According to multiple sources, Apple is preparing to release its very own video game controller to work with iOS devices. Unnamed developers attending GDC told Pocket Gamer that Apple plans to unveil its new gamepad at an event in April. These sources said that their games will support the device when it becomes available later this year, but as of now Apple hasn’t given them physical access to the controller, keeping it secreted away in their offices lest they be stolen or photographed like past prototypes. Apple has been setting up clandestine meetings with developers using a fake company name to let them know about the controller ahead of time.

Develop in turn followed up on Pocket Gamer’s report by drudging up an Apple patent that describes technology that would effectively turn an iPhone itself into a game controller that could be used in tandem with devices like Apple TV.
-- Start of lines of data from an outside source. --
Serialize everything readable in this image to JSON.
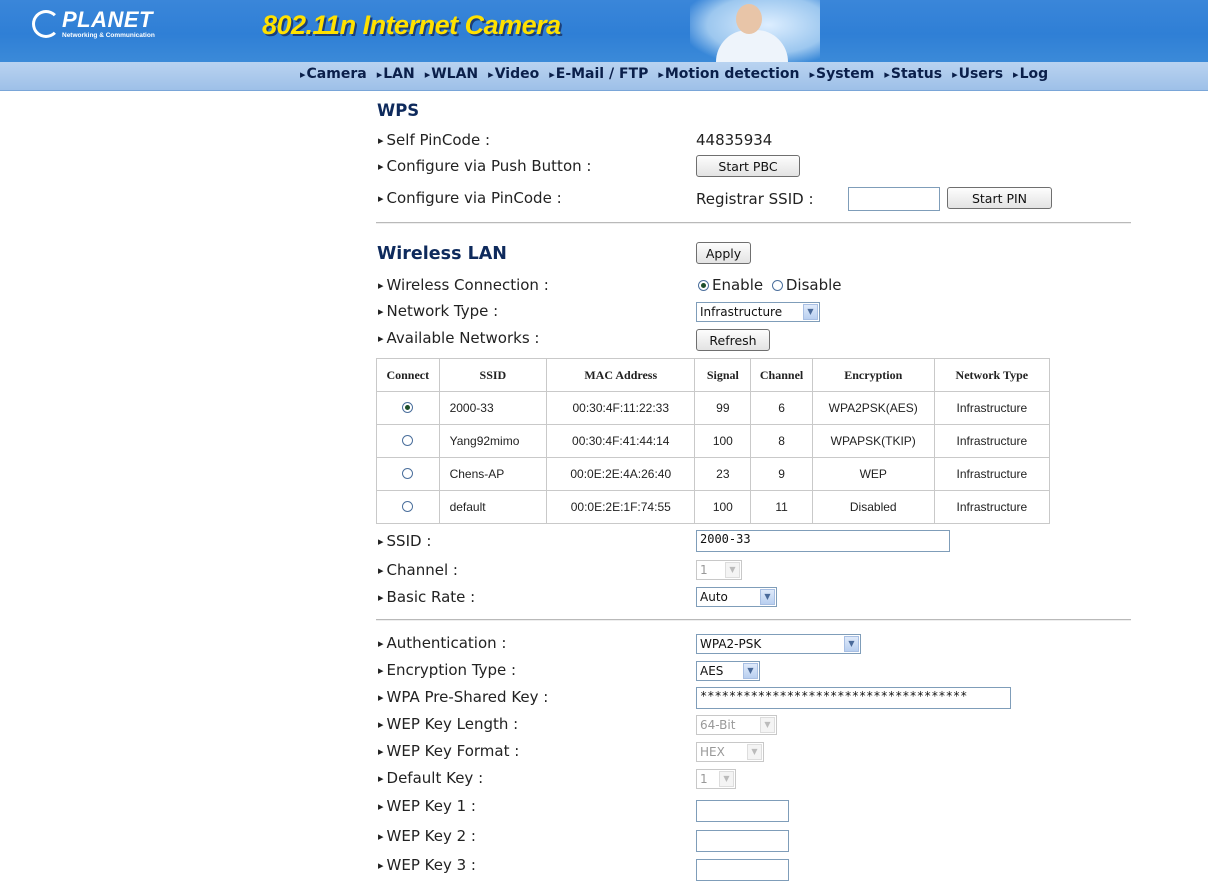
{
  "header": {
    "brand": "PLANET",
    "brand_tagline": "Networking & Communication",
    "product_title": "802.11n Internet Camera",
    "nav": [
      "Camera",
      "LAN",
      "WLAN",
      "Video",
      "E-Mail / FTP",
      "Motion detection",
      "System",
      "Status",
      "Users",
      "Log"
    ]
  },
  "wps": {
    "title": "WPS",
    "self_pincode_label": "Self PinCode :",
    "self_pincode_value": "44835934",
    "push_button_label": "Configure via Push Button :",
    "start_pbc": "Start PBC",
    "pincode_label": "Configure via PinCode :",
    "registrar_ssid_label": "Registrar SSID :",
    "registrar_ssid_value": "",
    "start_pin": "Start PIN"
  },
  "wlan": {
    "title": "Wireless LAN",
    "apply": "Apply",
    "connection_label": "Wireless Connection :",
    "enable_label": "Enable",
    "disable_label": "Disable",
    "connection_selected": "Enable",
    "network_type_label": "Network Type :",
    "network_type_value": "Infrastructure",
    "available_label": "Available Networks :",
    "refresh": "Refresh",
    "table": {
      "headers": [
        "Connect",
        "SSID",
        "MAC Address",
        "Signal",
        "Channel",
        "Encryption",
        "Network Type"
      ],
      "rows": [
        {
          "selected": true,
          "ssid": "2000-33",
          "mac": "00:30:4F:11:22:33",
          "signal": "99",
          "channel": "6",
          "enc": "WPA2PSK(AES)",
          "type": "Infrastructure"
        },
        {
          "selected": false,
          "ssid": "Yang92mimo",
          "mac": "00:30:4F:41:44:14",
          "signal": "100",
          "channel": "8",
          "enc": "WPAPSK(TKIP)",
          "type": "Infrastructure"
        },
        {
          "selected": false,
          "ssid": "Chens-AP",
          "mac": "00:0E:2E:4A:26:40",
          "signal": "23",
          "channel": "9",
          "enc": "WEP",
          "type": "Infrastructure"
        },
        {
          "selected": false,
          "ssid": "default",
          "mac": "00:0E:2E:1F:74:55",
          "signal": "100",
          "channel": "11",
          "enc": "Disabled",
          "type": "Infrastructure"
        }
      ]
    },
    "ssid_label": "SSID :",
    "ssid_value": "2000-33",
    "channel_label": "Channel :",
    "channel_value": "1",
    "basic_rate_label": "Basic Rate :",
    "basic_rate_value": "Auto"
  },
  "security": {
    "auth_label": "Authentication :",
    "auth_value": "WPA2-PSK",
    "enc_type_label": "Encryption Type :",
    "enc_type_value": "AES",
    "psk_label": "WPA Pre-Shared Key :",
    "psk_value": "*************************************",
    "wep_len_label": "WEP Key Length :",
    "wep_len_value": "64-Bit",
    "wep_format_label": "WEP Key Format :",
    "wep_format_value": "HEX",
    "default_key_label": "Default Key :",
    "default_key_value": "1",
    "wep_key1_label": "WEP Key 1 :",
    "wep_key2_label": "WEP Key 2 :",
    "wep_key3_label": "WEP Key 3 :",
    "wep_key1_value": "",
    "wep_key2_value": "",
    "wep_key3_value": ""
  }
}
A new controller for iOS devices would be an ideal way for Apple to maintain parity with new competitors in the gaming world. The Google Android-powered OUYA, for example, will support both touch-based mobile Android games and those made for a controller. Even NVIDIA is trying to bridge the gap between touch mobile devices and traditional game devices with its Project Shield.

The Apple controller likely won’t precede a game console, though. “Customers love games,” said Tim Cook in 2012, “I’m not interested in being in the console business in what is though of as traditional gaming. But Apple is a big player today and things in the future will only make it bigger.”